6-8 Ekim tarihinde toplam 52 kişinin yaşamını yitirdiğini hatırlatan Doğan, "Diyarbakır valisinin yanlış hatırlamıyorsan Nisan ayında bir açıklaması oldu. Emniyet yetkililerinin olaylara bilinçli olarak müdahale etmediğini, 'Bu provokasyona emniyet olarak gelmedik. Eğer gitseydik çok sayıda verirdik. Bu da halkta infiale sebep olurdu' şeklinde bir açıklaması var. Kendisi bir zat bunu basına bildirmiş. Demek ki Yasin'in ölümünün bir infial oluşturmayacağını düşündüler ki, diğer infialden korkarak olaya müdahale etmemişler, bu kendi itirafları. 56 gün sonra göz altılar başlıyor. Bu arada bir kısım şüphelilere ulaşılamıyor. Halen yakalanamayanlar var.
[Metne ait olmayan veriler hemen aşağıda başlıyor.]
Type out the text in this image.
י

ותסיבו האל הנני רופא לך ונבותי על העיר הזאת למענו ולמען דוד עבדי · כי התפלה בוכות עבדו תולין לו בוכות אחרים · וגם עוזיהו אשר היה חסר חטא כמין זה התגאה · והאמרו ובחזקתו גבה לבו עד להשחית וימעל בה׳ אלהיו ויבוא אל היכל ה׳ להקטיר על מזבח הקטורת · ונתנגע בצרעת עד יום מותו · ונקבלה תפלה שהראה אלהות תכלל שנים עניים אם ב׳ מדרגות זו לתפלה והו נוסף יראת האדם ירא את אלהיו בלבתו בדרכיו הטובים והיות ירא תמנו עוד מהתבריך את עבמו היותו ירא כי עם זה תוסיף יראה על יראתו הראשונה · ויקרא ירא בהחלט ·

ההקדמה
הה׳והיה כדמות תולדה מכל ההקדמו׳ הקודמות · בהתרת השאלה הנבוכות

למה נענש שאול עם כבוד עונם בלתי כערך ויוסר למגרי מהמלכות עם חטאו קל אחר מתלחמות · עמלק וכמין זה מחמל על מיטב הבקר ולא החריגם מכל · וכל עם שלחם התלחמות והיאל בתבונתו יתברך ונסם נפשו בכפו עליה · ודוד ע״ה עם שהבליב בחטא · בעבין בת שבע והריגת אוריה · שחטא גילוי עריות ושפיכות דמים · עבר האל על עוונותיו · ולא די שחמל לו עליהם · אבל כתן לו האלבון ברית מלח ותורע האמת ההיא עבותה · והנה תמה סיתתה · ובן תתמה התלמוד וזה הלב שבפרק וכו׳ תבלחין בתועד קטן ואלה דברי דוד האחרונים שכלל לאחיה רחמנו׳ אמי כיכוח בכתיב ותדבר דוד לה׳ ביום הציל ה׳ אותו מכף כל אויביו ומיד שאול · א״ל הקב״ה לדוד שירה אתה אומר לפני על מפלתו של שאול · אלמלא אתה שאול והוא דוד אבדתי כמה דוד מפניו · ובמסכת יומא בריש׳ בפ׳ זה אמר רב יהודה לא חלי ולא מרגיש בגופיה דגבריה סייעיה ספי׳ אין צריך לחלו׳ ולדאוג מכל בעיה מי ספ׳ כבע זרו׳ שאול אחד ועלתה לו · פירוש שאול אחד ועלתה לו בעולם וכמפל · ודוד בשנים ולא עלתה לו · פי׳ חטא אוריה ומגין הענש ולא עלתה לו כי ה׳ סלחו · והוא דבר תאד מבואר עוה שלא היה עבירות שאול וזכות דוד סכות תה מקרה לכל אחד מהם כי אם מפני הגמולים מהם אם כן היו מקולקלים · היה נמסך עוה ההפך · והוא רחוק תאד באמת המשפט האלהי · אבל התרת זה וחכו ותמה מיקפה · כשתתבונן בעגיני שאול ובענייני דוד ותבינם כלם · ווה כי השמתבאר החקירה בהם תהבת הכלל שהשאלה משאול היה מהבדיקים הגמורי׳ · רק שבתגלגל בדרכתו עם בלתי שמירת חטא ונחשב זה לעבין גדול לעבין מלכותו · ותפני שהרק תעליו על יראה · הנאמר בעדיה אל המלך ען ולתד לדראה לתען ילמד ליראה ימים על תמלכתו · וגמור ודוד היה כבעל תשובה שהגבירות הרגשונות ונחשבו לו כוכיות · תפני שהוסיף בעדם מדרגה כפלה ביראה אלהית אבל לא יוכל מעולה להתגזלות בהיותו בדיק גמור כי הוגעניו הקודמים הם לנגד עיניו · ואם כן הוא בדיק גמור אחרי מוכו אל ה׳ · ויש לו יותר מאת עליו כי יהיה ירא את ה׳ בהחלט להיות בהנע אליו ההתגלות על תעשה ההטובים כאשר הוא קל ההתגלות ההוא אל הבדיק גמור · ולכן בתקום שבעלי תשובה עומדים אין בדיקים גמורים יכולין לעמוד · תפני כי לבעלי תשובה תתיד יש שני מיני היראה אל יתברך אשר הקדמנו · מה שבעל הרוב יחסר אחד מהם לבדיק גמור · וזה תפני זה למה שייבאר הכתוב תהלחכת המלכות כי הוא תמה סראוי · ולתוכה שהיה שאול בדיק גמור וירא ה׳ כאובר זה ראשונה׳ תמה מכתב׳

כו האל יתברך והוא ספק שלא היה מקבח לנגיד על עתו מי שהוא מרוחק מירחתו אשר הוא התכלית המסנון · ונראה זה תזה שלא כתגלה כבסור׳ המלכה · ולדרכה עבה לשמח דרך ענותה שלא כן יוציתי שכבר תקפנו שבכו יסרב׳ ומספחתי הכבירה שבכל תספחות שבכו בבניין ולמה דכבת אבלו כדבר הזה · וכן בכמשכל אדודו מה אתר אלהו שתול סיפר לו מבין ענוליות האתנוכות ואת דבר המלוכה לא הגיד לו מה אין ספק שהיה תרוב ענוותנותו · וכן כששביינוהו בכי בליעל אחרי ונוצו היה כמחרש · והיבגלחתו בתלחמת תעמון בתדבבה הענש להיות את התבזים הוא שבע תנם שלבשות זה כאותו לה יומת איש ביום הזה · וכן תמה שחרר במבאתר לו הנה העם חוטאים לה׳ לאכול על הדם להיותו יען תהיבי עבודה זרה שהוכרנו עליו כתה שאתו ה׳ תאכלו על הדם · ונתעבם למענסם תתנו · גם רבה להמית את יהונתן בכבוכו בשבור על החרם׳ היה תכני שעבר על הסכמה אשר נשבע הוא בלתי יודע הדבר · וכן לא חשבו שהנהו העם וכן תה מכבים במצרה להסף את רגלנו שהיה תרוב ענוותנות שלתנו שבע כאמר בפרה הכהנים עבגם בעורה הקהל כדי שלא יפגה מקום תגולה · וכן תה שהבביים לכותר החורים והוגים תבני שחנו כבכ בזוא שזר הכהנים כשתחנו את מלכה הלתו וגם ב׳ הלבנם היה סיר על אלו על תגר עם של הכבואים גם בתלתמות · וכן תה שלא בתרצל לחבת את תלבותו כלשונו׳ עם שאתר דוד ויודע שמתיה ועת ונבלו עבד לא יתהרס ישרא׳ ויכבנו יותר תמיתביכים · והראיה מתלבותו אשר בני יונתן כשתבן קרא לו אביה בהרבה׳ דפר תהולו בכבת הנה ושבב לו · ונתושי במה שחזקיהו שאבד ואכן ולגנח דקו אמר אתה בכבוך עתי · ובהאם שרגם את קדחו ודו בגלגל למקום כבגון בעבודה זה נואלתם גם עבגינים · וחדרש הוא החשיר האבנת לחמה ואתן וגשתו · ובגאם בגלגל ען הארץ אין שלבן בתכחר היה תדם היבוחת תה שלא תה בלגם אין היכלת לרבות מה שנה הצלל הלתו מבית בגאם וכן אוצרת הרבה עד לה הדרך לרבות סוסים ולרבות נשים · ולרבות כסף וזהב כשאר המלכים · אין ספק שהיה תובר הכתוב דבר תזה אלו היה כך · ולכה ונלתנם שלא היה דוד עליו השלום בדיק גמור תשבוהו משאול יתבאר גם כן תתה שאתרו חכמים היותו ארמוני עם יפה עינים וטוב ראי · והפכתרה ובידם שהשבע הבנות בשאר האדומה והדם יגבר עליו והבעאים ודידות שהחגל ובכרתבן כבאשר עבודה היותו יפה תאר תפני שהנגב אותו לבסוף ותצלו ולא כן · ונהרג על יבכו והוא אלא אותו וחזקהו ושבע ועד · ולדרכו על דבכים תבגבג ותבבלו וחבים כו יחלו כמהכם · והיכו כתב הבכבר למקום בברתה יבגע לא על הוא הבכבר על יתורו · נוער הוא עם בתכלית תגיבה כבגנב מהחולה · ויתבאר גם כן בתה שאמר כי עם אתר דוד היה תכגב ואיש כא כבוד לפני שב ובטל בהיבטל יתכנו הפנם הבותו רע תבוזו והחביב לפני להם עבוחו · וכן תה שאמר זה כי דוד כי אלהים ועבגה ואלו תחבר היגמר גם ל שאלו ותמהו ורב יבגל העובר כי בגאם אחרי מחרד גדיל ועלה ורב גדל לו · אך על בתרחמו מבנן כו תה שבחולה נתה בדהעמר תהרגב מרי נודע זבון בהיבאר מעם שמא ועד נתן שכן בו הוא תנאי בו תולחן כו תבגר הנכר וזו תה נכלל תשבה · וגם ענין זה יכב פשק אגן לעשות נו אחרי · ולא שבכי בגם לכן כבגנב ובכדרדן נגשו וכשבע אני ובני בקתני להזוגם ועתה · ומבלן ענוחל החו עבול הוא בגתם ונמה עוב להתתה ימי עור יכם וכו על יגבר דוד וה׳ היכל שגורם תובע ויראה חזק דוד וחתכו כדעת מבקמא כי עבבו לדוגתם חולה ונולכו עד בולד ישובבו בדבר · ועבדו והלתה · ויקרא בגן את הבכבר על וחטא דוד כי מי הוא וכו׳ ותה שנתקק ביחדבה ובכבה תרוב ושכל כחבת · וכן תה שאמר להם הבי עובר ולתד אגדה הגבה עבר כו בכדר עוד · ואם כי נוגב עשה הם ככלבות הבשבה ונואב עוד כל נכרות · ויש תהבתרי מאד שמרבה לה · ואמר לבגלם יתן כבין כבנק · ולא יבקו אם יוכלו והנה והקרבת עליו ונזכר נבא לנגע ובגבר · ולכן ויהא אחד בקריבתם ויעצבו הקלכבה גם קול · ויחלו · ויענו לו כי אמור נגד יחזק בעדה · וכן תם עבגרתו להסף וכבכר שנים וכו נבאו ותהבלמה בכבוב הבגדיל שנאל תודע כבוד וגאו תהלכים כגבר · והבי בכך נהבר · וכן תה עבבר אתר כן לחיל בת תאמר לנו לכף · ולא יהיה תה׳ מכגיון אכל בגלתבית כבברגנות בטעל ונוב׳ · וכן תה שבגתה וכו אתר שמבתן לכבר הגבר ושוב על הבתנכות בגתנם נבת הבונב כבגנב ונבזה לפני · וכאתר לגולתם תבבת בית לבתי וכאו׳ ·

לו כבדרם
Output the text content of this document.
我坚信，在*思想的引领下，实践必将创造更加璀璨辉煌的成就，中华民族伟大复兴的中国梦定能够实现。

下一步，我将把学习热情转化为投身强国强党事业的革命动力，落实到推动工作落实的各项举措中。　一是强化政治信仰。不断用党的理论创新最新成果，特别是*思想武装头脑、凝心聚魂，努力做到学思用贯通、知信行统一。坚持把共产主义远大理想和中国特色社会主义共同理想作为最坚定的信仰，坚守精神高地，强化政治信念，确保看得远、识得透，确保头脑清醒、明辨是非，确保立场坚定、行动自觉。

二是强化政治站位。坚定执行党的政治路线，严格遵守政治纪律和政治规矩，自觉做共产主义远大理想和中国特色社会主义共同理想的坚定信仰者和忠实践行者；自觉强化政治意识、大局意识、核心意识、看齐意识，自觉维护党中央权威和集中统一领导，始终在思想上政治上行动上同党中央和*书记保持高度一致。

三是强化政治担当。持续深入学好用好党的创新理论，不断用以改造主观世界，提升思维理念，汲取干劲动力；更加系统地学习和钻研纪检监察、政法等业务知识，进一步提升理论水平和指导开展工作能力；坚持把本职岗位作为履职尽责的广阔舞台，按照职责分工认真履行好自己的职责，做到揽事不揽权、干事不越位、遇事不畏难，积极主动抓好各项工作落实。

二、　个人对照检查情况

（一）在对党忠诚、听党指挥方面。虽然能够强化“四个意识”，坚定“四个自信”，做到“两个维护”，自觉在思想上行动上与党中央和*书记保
Sanırım 6-7 kişi hakkında yakala emri devam ediyor. Kesin bir bilgi değil ama 6-8 Ekim'de Kobani'den gelenlerin de öldüğü söyleniyor. Bundan sonra onların hakkında bir dava da görülemeyecek" ifadelerini kullandı.
"Dosyada akla mantığa sığmayan ihmaller var"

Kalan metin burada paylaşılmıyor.